Hôpital de l'Océan

L’Europe était devenue un métal brûlant, chauffé à blanc par la rivalité politique des puissances au faîte de leur domination, par l’âpreté de l’économie déjà mondialisée et par l’exaltation ravageuse de la nation, une réalité pourtant positive qui portait l’identité des peuples et fortifiait les individus dans la découverte de leurs droits de citoyens. Une étincelle suffit à l’embraser. Les réseaux d’alliances que les nations ont érigés pour se prémunir les précipitent dans la guerre. L’assassinat de l’archiduc héritier d’Autriche à Sarajevo le 28 juin 1914 enclenche le cycle infernal. L’Autriche déclare la guerre à la Serbie, la patrie de l’auteur de l’attentat. Tout le reste s’ensuit, dans une spirale de mobilisations générales et d’ultimatums. À l’ouest, d’intenses batailles se succèdent d’août à octobre. Puis, la guerre de mouvement se fige dans un cruel face-à-face, sur un front de plus de 700 kilomètres, de la Mer du Nord à la frontière suisse.
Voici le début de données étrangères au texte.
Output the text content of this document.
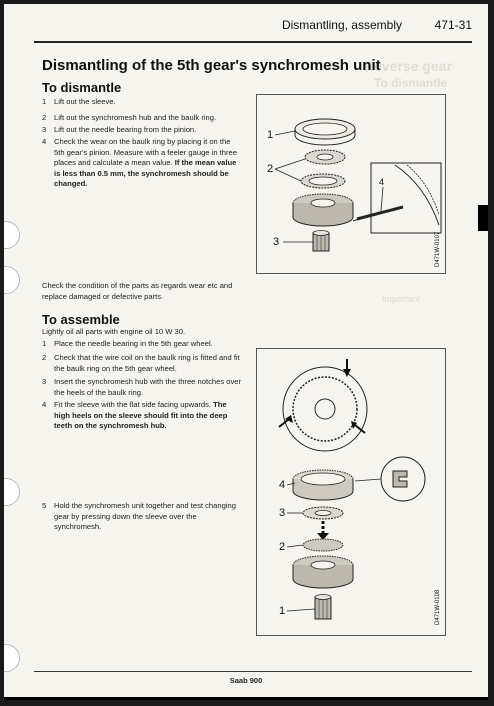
Reverse gear
To dismantle
Important
Dismantling, assembly	471-31
Dismantling of the 5th gear's synchromesh unit
To dismantle
1	Lift out the sleeve.
2	Lift out the synchromesh hub and the baulk ring.
3	Lift out the needle bearing from the pinion.
4	Check the wear on the baulk ring by placing it on the 5th gear's pinion. Measure with a feeler gauge in three places and calculate a mean value. If the mean value is less than 0.5 mm, the synchromesh should be changed.
Check the condition of the parts as regards wear etc and replace damaged or defective parts.
To assemble
Lightly oil all parts with engine oil 10 W 30.
1	Place the needle bearing in the 5th gear wheel.
2	Check that the wire coil on the baulk ring is fitted and fit the baulk ring on the 5th gear wheel.
3	Insert the synchromesh hub with the three notches over the heels of the baulk ring.
4	Fit the sleeve with the flat side facing upwards. The high heels on the sleeve should fit into the deep teeth on the synchromesh hub.
5	Hold the synchromesh unit together and test changing gear by pressing down the sleeve over the synchromesh.
1
2
3
4
D471W-0107
4
3
2
1	D471W-0108
Saab 900
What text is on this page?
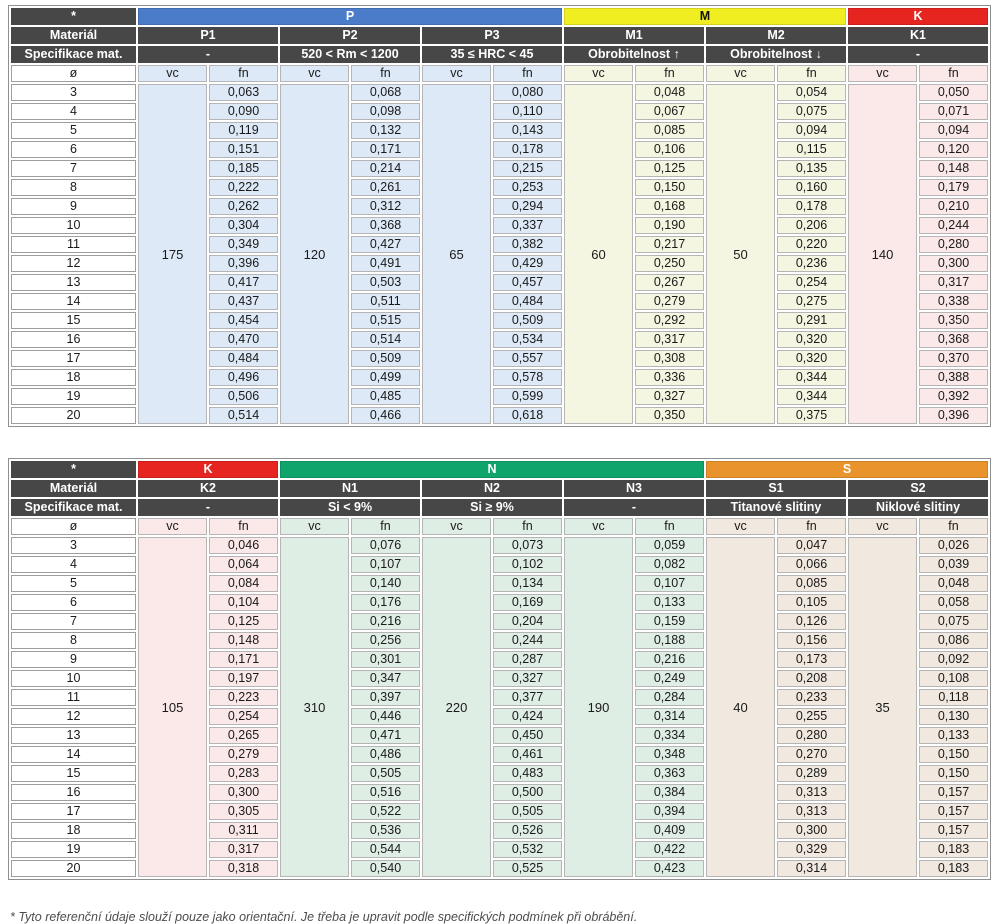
*	P						M				K	
Materiál	P1		P2		P3		M1		M2		K1	
Specifikace mat.	-		520 < Rm < 1200		35 ≤ HRC < 45		Obrobitelnost ↑		Obrobitelnost ↓		-	
ø	vc	fn	vc	fn	vc	fn	vc	fn	vc	fn	vc	fn
3	175	0,063	120	0,068	65	0,080	60	0,048	50	0,054	140	0,050
4		0,090		0,098		0,110		0,067		0,075		0,071
5		0,119		0,132		0,143		0,085		0,094		0,094
6		0,151		0,171		0,178		0,106		0,115		0,120
7		0,185		0,214		0,215		0,125		0,135		0,148
8		0,222		0,261		0,253		0,150		0,160		0,179
9		0,262		0,312		0,294		0,168		0,178		0,210
10		0,304		0,368		0,337		0,190		0,206		0,244
11		0,349		0,427		0,382		0,217		0,220		0,280
12		0,396		0,491		0,429		0,250		0,236		0,300
13		0,417		0,503		0,457		0,267		0,254		0,317
14		0,437		0,511		0,484		0,279		0,275		0,338
15		0,454		0,515		0,509		0,292		0,291		0,350
16		0,470		0,514		0,534		0,317		0,320		0,368
17		0,484		0,509		0,557		0,308		0,320		0,370
18		0,496		0,499		0,578		0,336		0,344		0,388
19		0,506		0,485		0,599		0,327		0,344		0,392
20		0,514		0,466		0,618		0,350		0,375		0,396
*	K		N						S			
Materiál	K2		N1		N2		N3		S1		S2	
Specifikace mat.	-		Si < 9%		Si ≥ 9%		-		Titanové slitiny		Niklové slitiny	
ø	vc	fn	vc	fn	vc	fn	vc	fn	vc	fn	vc	fn
3	105	0,046	310	0,076	220	0,073	190	0,059	40	0,047	35	0,026
4		0,064		0,107		0,102		0,082		0,066		0,039
5		0,084		0,140		0,134		0,107		0,085		0,048
6		0,104		0,176		0,169		0,133		0,105		0,058
7		0,125		0,216		0,204		0,159		0,126		0,075
8		0,148		0,256		0,244		0,188		0,156		0,086
9		0,171		0,301		0,287		0,216		0,173		0,092
10		0,197		0,347		0,327		0,249		0,208		0,108
11		0,223		0,397		0,377		0,284		0,233		0,118
12		0,254		0,446		0,424		0,314		0,255		0,130
13		0,265		0,471		0,450		0,334		0,280		0,133
14		0,279		0,486		0,461		0,348		0,270		0,150
15		0,283		0,505		0,483		0,363		0,289		0,150
16		0,300		0,516		0,500		0,384		0,313		0,157
17		0,305		0,522		0,505		0,394		0,313		0,157
18		0,311		0,536		0,526		0,409		0,300		0,157
19		0,317		0,544		0,532		0,422		0,329		0,183
20		0,318		0,540		0,525		0,423		0,314		0,183

* Tyto referenční údaje slouží pouze jako orientační. Je třeba je upravit podle specifických podmínek při obrábění.
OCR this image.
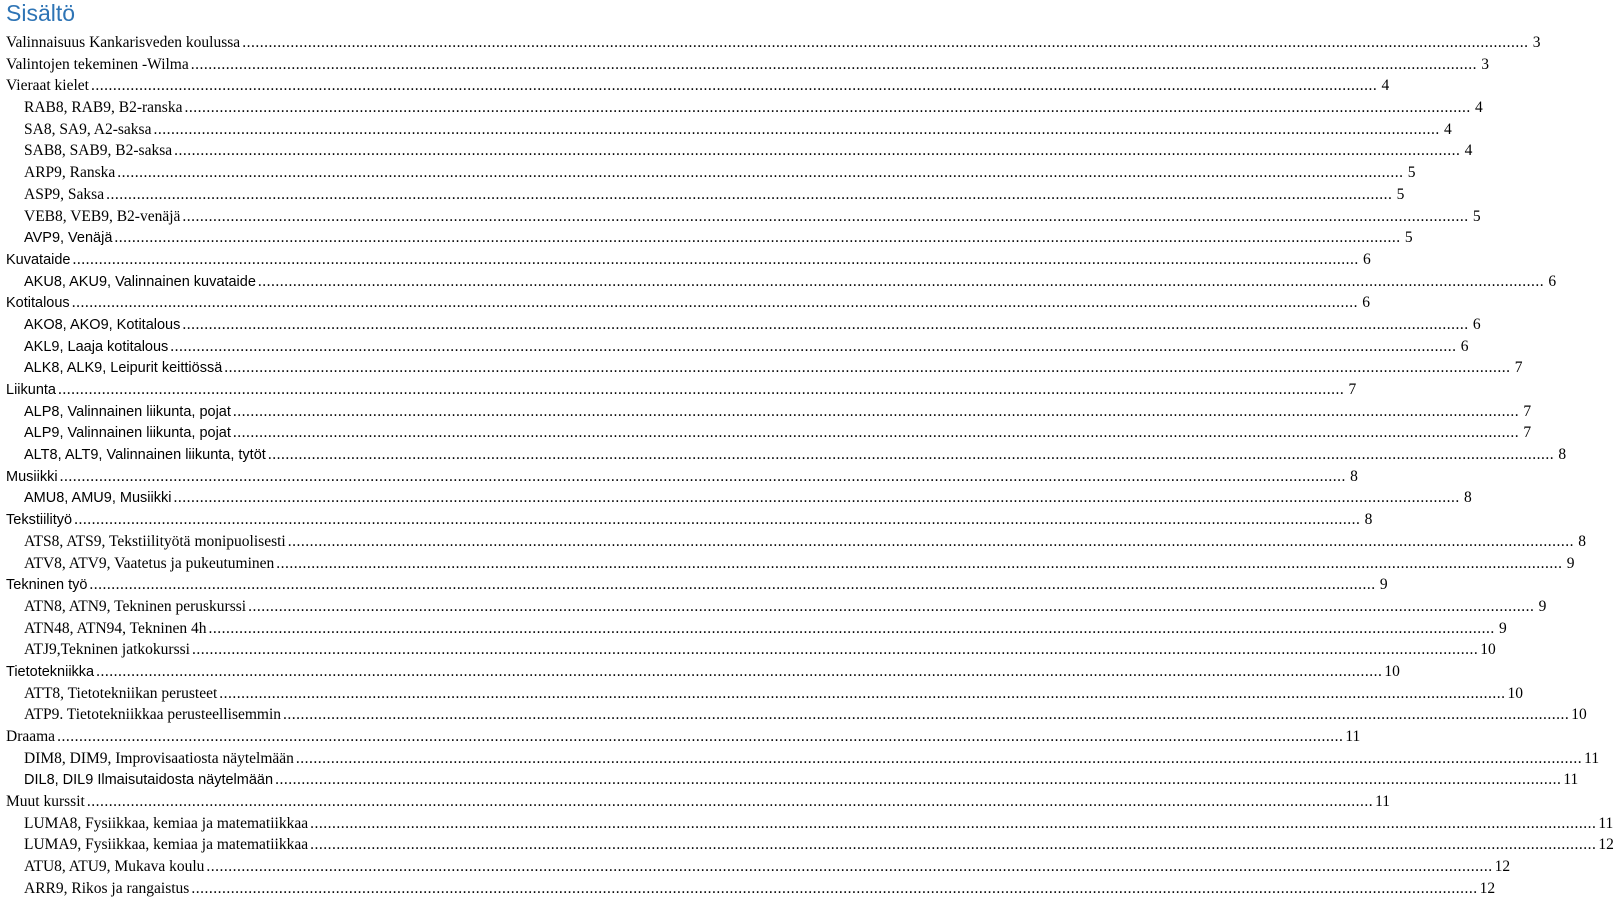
Sisältö
Valinnaisuus Kankarisveden koulussa .....	3
Valintojen tekeminen -Wilma .....	3
Vieraat kielet .....	4
RAB8, RAB9, B2-ranska .....	4
SA8, SA9, A2-saksa .....	4
SAB8, SAB9, B2-saksa .....	4
ARP9, Ranska .....	5
ASP9, Saksa .....	5
VEB8, VEB9, B2-venäjä .....	5
AVP9, Venäjä .....	5
Kuvataide .....	6
AKU8, AKU9, Valinnainen kuvataide .....	6
Kotitalous .....	6
AKO8, AKO9, Kotitalous .....	6
AKL9, Laaja kotitalous .....	6
ALK8, ALK9, Leipurit keittiössä .....	7
Liikunta .....	7
ALP8, Valinnainen liikunta, pojat .....	7
ALP9, Valinnainen liikunta, pojat .....	7
ALT8, ALT9, Valinnainen liikunta, tytöt .....	8
Musiikki .....	8
AMU8, AMU9, Musiikki .....	8
Tekstiilityö .....	8
ATS8, ATS9, Tekstiilityötä monipuolisesti .....	8
ATV8, ATV9, Vaatetus ja pukeutuminen .....	9
Tekninen työ .....	9
ATN8, ATN9, Tekninen peruskurssi .....	9
ATN48, ATN94, Tekninen 4h .....	9
ATJ9,Tekninen jatkokurssi .....	10
Tietotekniikka .....	10
ATT8, Tietotekniikan perusteet .....	10
ATP9. Tietotekniikkaa perusteellisemmin .....	10
Draama .....	11
DIM8, DIM9, Improvisaatiosta näytelmään .....	11
DIL8, DIL9 Ilmaisutaidosta näytelmään .....	11
Muut kurssit .....	11
LUMA8, Fysiikkaa, kemiaa ja matematiikkaa .....	11
LUMA9, Fysiikkaa, kemiaa ja matematiikkaa .....	12
ATU8, ATU9, Mukava koulu .....	12
ARR9, Rikos ja rangaistus .....	12
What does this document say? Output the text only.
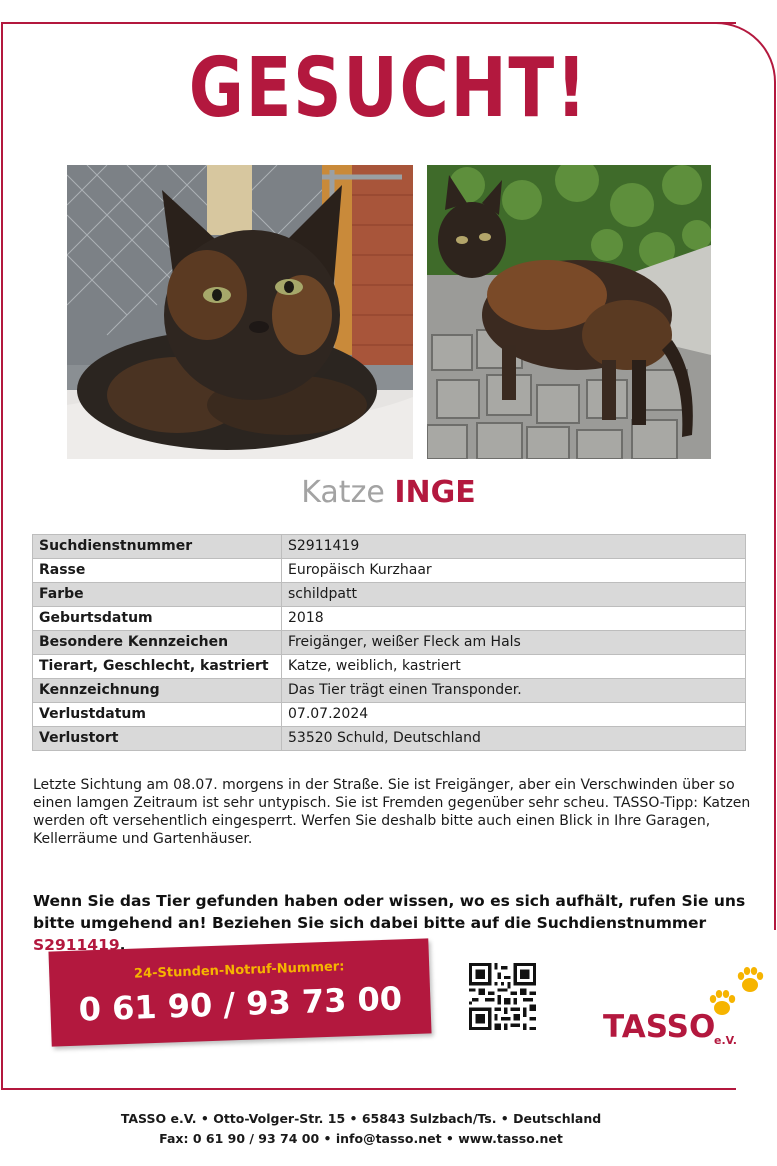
GESUCHT!
Katze INGE
Suchdienstnummer	S2911419
Rasse	Europäisch Kurzhaar
Farbe	schildpatt
Geburtsdatum	2018
Besondere Kennzeichen	Freigänger, weißer Fleck am Hals
Tierart, Geschlecht, kastriert	Katze, weiblich, kastriert
Kennzeichnung	Das Tier trägt einen Transponder.
Verlustdatum	07.07.2024
Verlustort	53520 Schuld, Deutschland
Letzte Sichtung am 08.07. morgens in der Straße. Sie ist Freigänger, aber ein Verschwinden über so einen lamgen Zeitraum ist sehr untypisch. Sie ist Fremden gegenüber sehr scheu. TASSO-Tipp: Katzen werden oft versehentlich eingesperrt. Werfen Sie deshalb bitte auch einen Blick in Ihre Garagen, Kellerräume und Gartenhäuser.
Wenn Sie das Tier gefunden haben oder wissen, wo es sich aufhält, rufen Sie uns bitte umgehend an! Beziehen Sie sich dabei bitte auf die Suchdienstnummer S2911419.
24-Stunden-Notruf-Nummer:
0 61 90 / 93 73 00	TASSO
e.V.
TASSO e.V. • Otto-Volger-Str. 15 • 65843 Sulzbach/Ts. • Deutschland
Fax: 0 61 90 / 93 74 00 • info@tasso.net • www.tasso.net
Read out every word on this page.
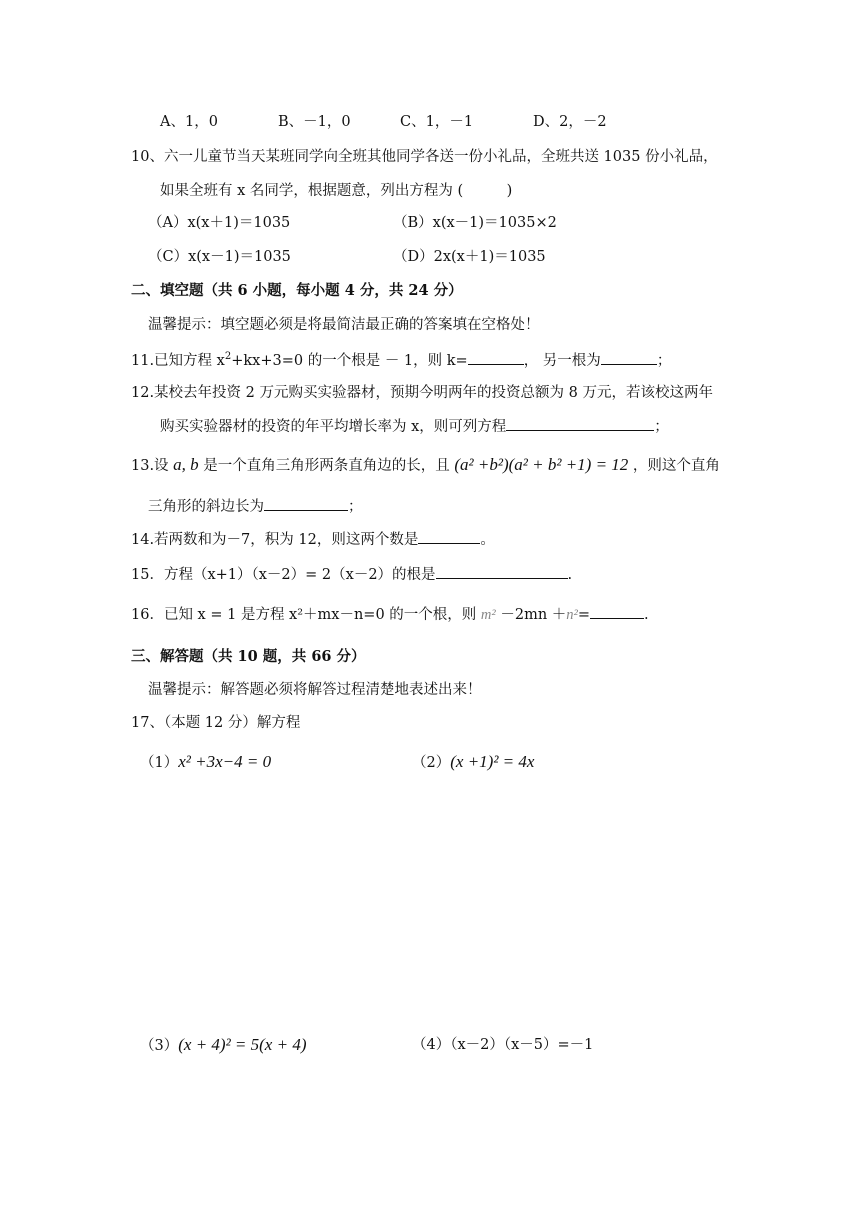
A、1，0	B、－1，0	C、1，－1	D、2，－2
10、六一儿童节当天某班同学向全班其他同学各送一份小礼品，全班共送 1035 份小礼品，
如果全班有 x 名同学，根据题意，列出方程为 (　　　)
（A）x(x＋1)＝1035	（B）x(x－1)＝1035×2
（C）x(x－1)＝1035	（D）2x(x＋1)＝1035
二、填空题（共 6 小题，每小题 4 分，共 24 分）
温馨提示：填空题必须是将最简洁最正确的答案填在空格处！
11.已知方程 $x^2+kx+3=0$ 的一个根是 － 1，则 k=	， 另一根为	；
12.某校去年投资 2 万元购买实验器材，预期今明两年的投资总额为 8 万元，若该校这两年
购买实验器材的投资的年平均增长率为 x，则可列方程	；
13.设 a, b 是一个直角三角形两条直角边的长，且 (a² +b²)(a² + b² +1) = 12 ，则这个直角
三角形的斜边长为	；
14.若两数和为－7，积为 12，则这两个数是	。
15．方程（x+1）（x－2）= 2（x－2）的根是	.
16．已知 x = 1 是方程 x²＋mx－n=0 的一个根，则 m² －2mn ＋n²=	.
三、解答题（共 10 题，共 66 分）
温馨提示：解答题必须将解答过程清楚地表述出来！
17、（本题 12 分）解方程
（1）x² +3x−4 = 0	（2）(x +1)² = 4x
（3）(x + 4)² = 5(x + 4)	（4）（x－2）（x－5）=－1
Pour attaquer la France, l’Allemagne envahit la Belgique le 4 août 1914. Une à une, les villes sont prises. Après la chute d’Anvers, l’ultime front, pour les soldats du roi Albert, se situera sur l’Yser. L’Yser, petit fleuve côtier, prend sa source dans le Pas-de-Calais, décrit une boucle de 50 km en Belgique et rejoint la mer à Nieuport. Il devient ligne de front le 18 octobre. Pour la défendre, des hommes courageux ouvrent les écluses et la mer inonde les polders. Les blessés du siège d’Anvers, puis ceux du front de l’Yser sont accueillis à Dunkerque et à Calais. Mais l’évacuation est bien trop lente et les hôpitaux, trop éloignés. L’infection accomplit son œuvre de mort.

La Panne, dernière localité littorale avant la frontière française, appartient au dernier et minuscule territoire national. Une villa, face à la mer, devient la résidence du roi Albert et la reine Elisabeth. Le Gouvernement est en exil au Havre et le Parlement ne peut plus siéger. Le Roi gouverne, ainsi que le prévoit la Constitution. Les unités belges viennent à La Panne entre deux rotations en première ligne. Les 35 000 soldats belges tiennent le front entre la mer et Dixmude. Là, commence le secteur britannique qui comprend un saillant, enfoncé à la hauteur de Ypres dans le territoire occupé par les Allemands. Exposée sur trois côtés et objet de trois offensives, cette zone sera terriblement meurtrière. Le nom d’Ypres résonne dans la mémoire des peuples de l’ancien Empire britannique comme celui de Verdun pour les Français. Mais il ne faut pas oublier la douleur des Allemands.